# [portage] Bardzo długo trwające "emerge sync"

## indianiec

Witam, 

      Uaktualnianie drzewa, a zasadzie etap "Updating Portage cache" trwa u mnie bardzo, bardzo długo. Proces zatrzymuje się na parenaście/paredziesiąt minut na 50%, po czym przyśpiesza i kończy się z powodzeniem. Ten wątek https://forums.gentoo.org/viewtopic-t-384292-postdays-0-postorder-asc-highlight-emerge+sync-start-0.html opisuje ten problem, ale mimo wielkiej liczby wpisów nie jest zbyt pomocny. Jest zdaje się na bugs.gentoo patch dla portage, który ma usuwać ową przypadłość, ale takie rozwiązanie nie bardzo mi się uśmiecha. Ktoś rodaków spotkał się może z czymś takim?  Wersja portage, której używam to 2.0.51.22-r3.

----------

## waltharius

U mnie też jest ten "problem" ale jakoś mi nie przeszkadzało to do tej pory  :Smile:  Kilka minut mnie nie zbawi i nawet nie wiedziałem, że to może być problemem. No chyba, że to trwa znacznie dłużej niż u mnie....

Pozdrawiam

]:->

----------

## Kurt Steiner

U mnie takze to samo - tez sie zatrzymuje na jakis czas na 50%.  :Sad:  Moze nie jest to tragedia, ale jednak troche irytuje - tym bardziej, ze wczesniej wszystko zapindalalo...  :Confused: 

----------

## Radioaktywny

U mnie także jest podobnie, przy czym kilka dni temu jak uaktualniałem drzewo to poszło wszystko wyjątkowo szybko - bez zatrzymywania się na 50%.  Dzisiaj ponownie ok. 5-10 minutowa "przerwa" na 50%

----------

## BeteNoire

U mnie dzieje się to samo ale czasem, nie zawsze. Niekiedy zatrzymuje się na 52% procent, innym razem gdzieś dalej... Również nie znam rozwiązania problemu. Parę dni temu miałem nawet posta tutaj w tym temacie pisać  :Wink:  ...

----------

## skazi

Mam to samo, tylko że u mnie jest tak że idzie normalnie do 50% potem od 50% do 53% idzie strasznie wolno (kilka kilkanaście minut) a następnie znów idzie szybko do 100%. O ile pamiętam to kilka miesięcy temu wszystko działało normalnie (przez parę miesięcy nie miałem kompa i dopiero niedawno zainstalowałem znów gentoo).

----------

## cin0l

witam

mam dokładnie tak samo jak SKAZI, te 3% trwają dość długo, wersja portage portage-2.0.51.22-r3, w poprzednich było wsyzstko okej.. tzn płynnie i szybko..

pozdrawiam

----------

## n3rd

Ciekawe ile jeszcze osób napisze "mam to samo"? Wygląda na to, że wszyscy tak mają. Ten patch coś dziwnie wygląda... ale może warto go przetestować lub poprawić ebuild do portage tak, aby nakładał tą łatę i dodawał "flataną" alternatywę  :Wink: 

pozdrawiam

daniel

----------

## indianiec

Zainstalowałem portage w wersji 2.0.53_rc7 i znów "emerge sync" szybkie jak dawniej. Ale być może to tylko chwilowa poprawa, bywały dni, że i na wersji  2.0.51.22-r3 wszystko było w porządku.  

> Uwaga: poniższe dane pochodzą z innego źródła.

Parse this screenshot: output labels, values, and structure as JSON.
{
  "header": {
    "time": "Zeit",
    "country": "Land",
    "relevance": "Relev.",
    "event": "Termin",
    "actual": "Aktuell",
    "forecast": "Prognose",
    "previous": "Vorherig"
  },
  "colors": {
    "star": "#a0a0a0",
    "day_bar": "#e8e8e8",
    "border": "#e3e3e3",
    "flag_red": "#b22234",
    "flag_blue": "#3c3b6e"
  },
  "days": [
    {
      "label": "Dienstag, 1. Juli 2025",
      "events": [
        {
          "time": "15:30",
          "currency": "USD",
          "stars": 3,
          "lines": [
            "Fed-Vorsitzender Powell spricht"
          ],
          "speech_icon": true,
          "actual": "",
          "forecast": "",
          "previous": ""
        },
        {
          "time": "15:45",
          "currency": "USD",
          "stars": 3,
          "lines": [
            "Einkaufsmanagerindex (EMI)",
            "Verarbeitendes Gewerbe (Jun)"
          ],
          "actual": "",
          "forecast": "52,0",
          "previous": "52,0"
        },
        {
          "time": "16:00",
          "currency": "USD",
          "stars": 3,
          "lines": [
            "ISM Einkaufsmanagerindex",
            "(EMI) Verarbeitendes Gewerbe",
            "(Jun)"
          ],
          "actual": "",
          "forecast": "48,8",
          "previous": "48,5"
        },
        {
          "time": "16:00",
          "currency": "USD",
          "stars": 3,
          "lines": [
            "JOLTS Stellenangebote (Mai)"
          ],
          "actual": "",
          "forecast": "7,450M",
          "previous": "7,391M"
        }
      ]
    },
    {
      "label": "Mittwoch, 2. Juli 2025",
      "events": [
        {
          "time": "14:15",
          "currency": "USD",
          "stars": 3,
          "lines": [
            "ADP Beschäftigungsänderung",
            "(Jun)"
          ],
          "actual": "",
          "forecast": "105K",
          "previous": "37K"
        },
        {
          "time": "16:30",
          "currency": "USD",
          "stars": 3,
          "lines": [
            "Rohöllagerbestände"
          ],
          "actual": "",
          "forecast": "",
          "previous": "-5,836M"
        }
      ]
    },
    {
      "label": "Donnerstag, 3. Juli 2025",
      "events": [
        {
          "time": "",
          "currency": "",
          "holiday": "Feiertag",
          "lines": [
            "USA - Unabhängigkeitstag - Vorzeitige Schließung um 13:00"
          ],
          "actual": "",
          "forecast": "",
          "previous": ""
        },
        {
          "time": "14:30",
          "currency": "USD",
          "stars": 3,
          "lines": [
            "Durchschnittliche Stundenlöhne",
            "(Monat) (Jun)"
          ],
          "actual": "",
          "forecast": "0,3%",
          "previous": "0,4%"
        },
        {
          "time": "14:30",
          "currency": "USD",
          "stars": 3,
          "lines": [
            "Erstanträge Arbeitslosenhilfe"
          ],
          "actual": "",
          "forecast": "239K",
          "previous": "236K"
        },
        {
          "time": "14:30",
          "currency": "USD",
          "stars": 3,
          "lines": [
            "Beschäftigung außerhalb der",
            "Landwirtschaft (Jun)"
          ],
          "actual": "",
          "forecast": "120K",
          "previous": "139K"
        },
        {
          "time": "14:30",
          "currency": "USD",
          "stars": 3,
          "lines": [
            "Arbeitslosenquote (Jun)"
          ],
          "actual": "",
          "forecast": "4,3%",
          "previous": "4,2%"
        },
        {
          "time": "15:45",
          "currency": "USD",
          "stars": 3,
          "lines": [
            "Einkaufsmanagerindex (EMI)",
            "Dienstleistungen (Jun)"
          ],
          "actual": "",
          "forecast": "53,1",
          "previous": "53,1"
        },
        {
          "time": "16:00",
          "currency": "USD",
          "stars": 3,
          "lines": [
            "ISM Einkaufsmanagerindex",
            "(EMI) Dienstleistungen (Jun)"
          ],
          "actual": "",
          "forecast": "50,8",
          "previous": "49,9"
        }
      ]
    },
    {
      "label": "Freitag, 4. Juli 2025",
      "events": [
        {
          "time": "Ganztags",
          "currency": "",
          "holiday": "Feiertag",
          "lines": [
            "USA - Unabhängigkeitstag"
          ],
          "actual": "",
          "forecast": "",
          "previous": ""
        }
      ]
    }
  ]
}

solved? nie solved?    :Confused: 

----------

## noobah

pewnie niewiele wniosę do wątku, ale też tak mam, ale tylko w konsoli, jak uruchomię w terminalu w X'ach to zasuwa normalnie.

----------

## MaRkOS

To się dopisze jako kolejny z tym samym fixem. Nie jest to jakis wielki problem zwłaszcza, że syncuje raz na tydzień czasem co 3 tyg. 

Zemergowalem nowy portage ale tez nic nie dało.

----------

## quat

na f.g.o mozna znalezc mnostwo postow na ten temat. glownie ten watek traktuje o problemach zwiazanych ze zwolnieniem portage. 

jest tam opisane kilka metod obejscia tego. ja wybralem przejscie portage na cdb. w tej chwili syncuje mie sie (wraz z updating itd) mniej niz 2min na 1.2GHz procku.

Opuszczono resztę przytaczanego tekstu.